Departments outside the Improvement Center learned of HEIP tools and consultation and requested, modified, and spread them on their own. For example, the Chaplaincy group asked for a brief HEIP introduction, elected to adopt the DEI checklist, and then set a goal to take it to all the committees their group members take part in as well.
The successes of the first year led to a busy second year, as the Black Lives Matter movement grew, and disparities became more evident during the pandemic. The team spent the year fielding requests for consultation internally and from other hospitals and organizations throughout the country.

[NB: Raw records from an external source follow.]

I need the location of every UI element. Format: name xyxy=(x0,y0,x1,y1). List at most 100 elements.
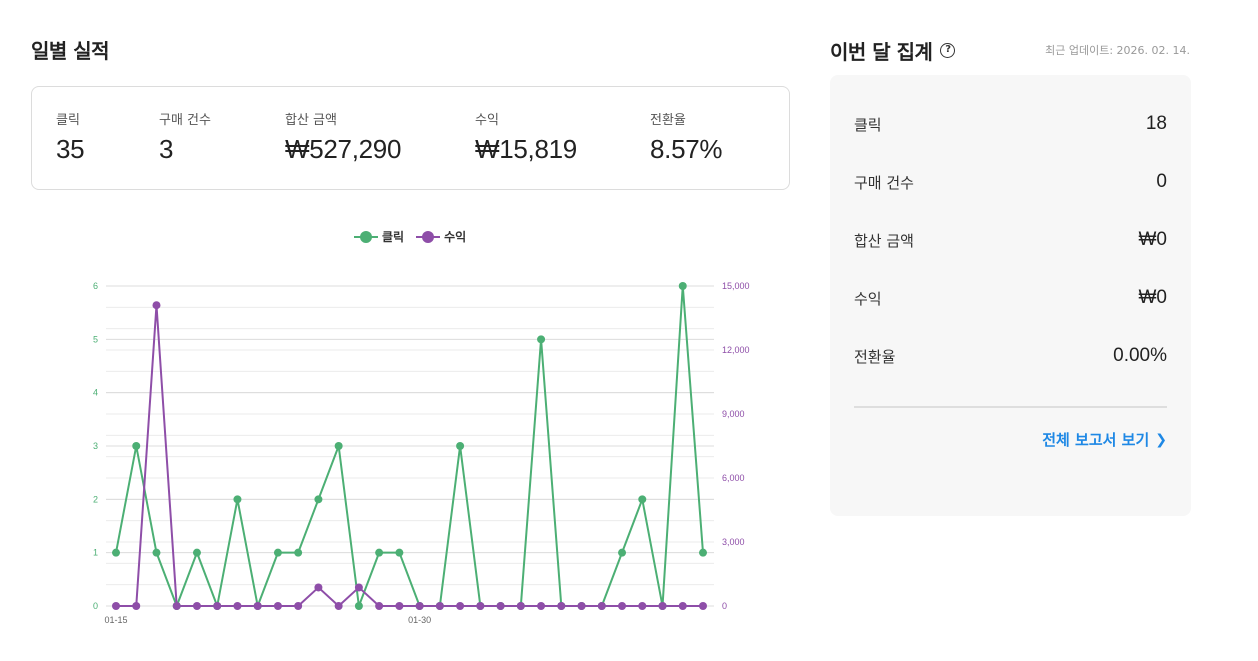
monthly-row-value: ₩0 xyxy=(1138,287,1168,308)
series-line-clicks xyxy=(115,285,704,607)
y-left-tick-label: 6 xyxy=(93,281,98,291)
monthly-row-value: 18 xyxy=(1145,113,1167,134)
monthly-summary-header: 이번 달 집계 ? xyxy=(830,36,956,65)
data-point-clicks xyxy=(112,548,120,557)
question-circle-icon[interactable]: ? xyxy=(940,43,956,58)
data-point-clicks xyxy=(132,442,141,450)
legend-label: 수익 xyxy=(444,230,467,244)
data-point-revenue xyxy=(334,602,343,610)
monthly-summary-title: 이번 달 집계 xyxy=(830,40,933,64)
monthly-row-label: 전환율 xyxy=(854,347,896,366)
full-report-link-label: 전체 보고서 보기 xyxy=(1042,431,1150,449)
full-report-link[interactable]: 전체 보고서 보기 ❯ xyxy=(1042,429,1167,450)
x-tick-label: 01-15 xyxy=(104,615,127,625)
data-point-clicks xyxy=(233,495,242,504)
data-point-revenue xyxy=(415,602,424,610)
y-left-tick-label: 2 xyxy=(93,494,98,504)
data-point-clicks xyxy=(192,548,201,557)
data-point-clicks xyxy=(334,442,343,450)
data-point-clicks xyxy=(314,495,323,504)
data-point-revenue xyxy=(638,602,647,610)
y-left-tick-label: 4 xyxy=(93,388,98,398)
data-point-revenue xyxy=(273,602,282,610)
monthly-row-label: 수익 xyxy=(854,289,882,308)
data-point-revenue xyxy=(395,602,404,610)
y-right-tick-label: 9,000 xyxy=(722,409,745,419)
y-left-tick-label: 5 xyxy=(93,334,98,344)
stat-label: 전환율 xyxy=(650,113,686,128)
data-point-clicks xyxy=(699,548,707,557)
data-point-revenue xyxy=(597,602,606,610)
monthly-row-label: 클릭 xyxy=(854,115,882,134)
monthly-row-label: 합산 금액 xyxy=(854,231,914,250)
y-right-tick-label: 0 xyxy=(722,601,727,611)
legend-item-revenue[interactable]: 수익 xyxy=(416,228,466,245)
data-point-revenue xyxy=(354,583,363,592)
stat-revenue: 수익 ₩15,819 xyxy=(475,109,577,165)
data-point-revenue xyxy=(132,602,141,610)
y-right-tick-label: 12,000 xyxy=(722,345,750,355)
data-point-clicks xyxy=(678,282,687,290)
chevron-right-icon: ❯ xyxy=(1155,431,1167,448)
data-point-revenue xyxy=(314,583,323,592)
data-point-revenue xyxy=(658,602,667,610)
y-right-tick-label: 3,000 xyxy=(722,537,745,547)
monthly-row-value: 0 xyxy=(1156,171,1167,192)
monthly-summary-card: 클릭 18 구매 건수 0 합산 금액 ₩0 수익 ₩0 전환율 0.00% 전… xyxy=(830,75,1191,516)
stat-label: 구매 건수 xyxy=(159,113,211,128)
data-point-revenue xyxy=(172,602,181,610)
legend-item-clicks[interactable]: 클릭 xyxy=(354,228,404,245)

While the need for operational approaches to health equity had become more urgent, effective solutions were scarce. The team presented and shared their tools at the national level, including the universal question approach and the DEI checklist, in a generic form that could be modified to suit an organization’s needs.
The hospital also adapted the DEI checklist for use in Children’s Mercy’s strategic planning process, where 19 strategy teams incorporated the tool into their discussions and reported to leadership on “DEI takeaways” for all tactics proposed across the strategic plan’s five goal areas. Post-planning interviews with strategy team leaders showed good uptake and a clear effect of the tool on strategy team outcomes.
Throughout 2021, goals turned to scaling the HEIP approach for Children’s Mercy’s more than 8,500 employees, while continuing to offer support to outside organizations looking for new ways to advance health equity.
Lessons learned
Children’s Mercy Kansas City created a systematic approach to focusing on health equity. The goal was to make it the work of everyone in the organization, not just one team. The organization adopted a quality improvement mindset and leveraged checklists, interviews and a problem-solving framework. Here are four lessons learned while piloting this work.
Teams and individuals must own the work. Incorporating concepts in a team’s or individual’s standard processes can make their work better, but it must remain their work, not that of a consultant or expert from outside the team. If there is a perception that health equity is the job of a specialized team or department, it cannot be broadly realized or sustained.
A consultative approach allows for adaptation. Identify teams’ understanding of how health equity relates to their work and adapt support accordingly. Teams and individuals have different levels of buy-in. Children’s Mercy uses a motivational interviewing model to assess readiness for change and makes recommendations that fit.
Centralized and de-centralized integration methods can complement each other. Hospitals have created or are planning a centralized DEI structure, such as a department. This provides an impetus, initial resources and planning for integration, but decentralized methods foster co-ownership. They offer flexibility and encourage the spontaneous and rapid spread of ideas and practices.
The effect of health equity work goes beyond the quantitative measurement of program outcomes or disparity reduction. The deepest effect of integration is a shift in consciousness and culture within teams and among the larger staff. Children’s Mercy’s goal is for leaders and their teams to understand the importance of considering health equity in every process, every structure, and every project, every time. The organization has seen how a change in mindset opens new perspectives, leads to realizations and changes behavior. Through meaningful connections and careful messaging, health equity integration is improving the care the hospital provides and the relationships and environment that define the workplace.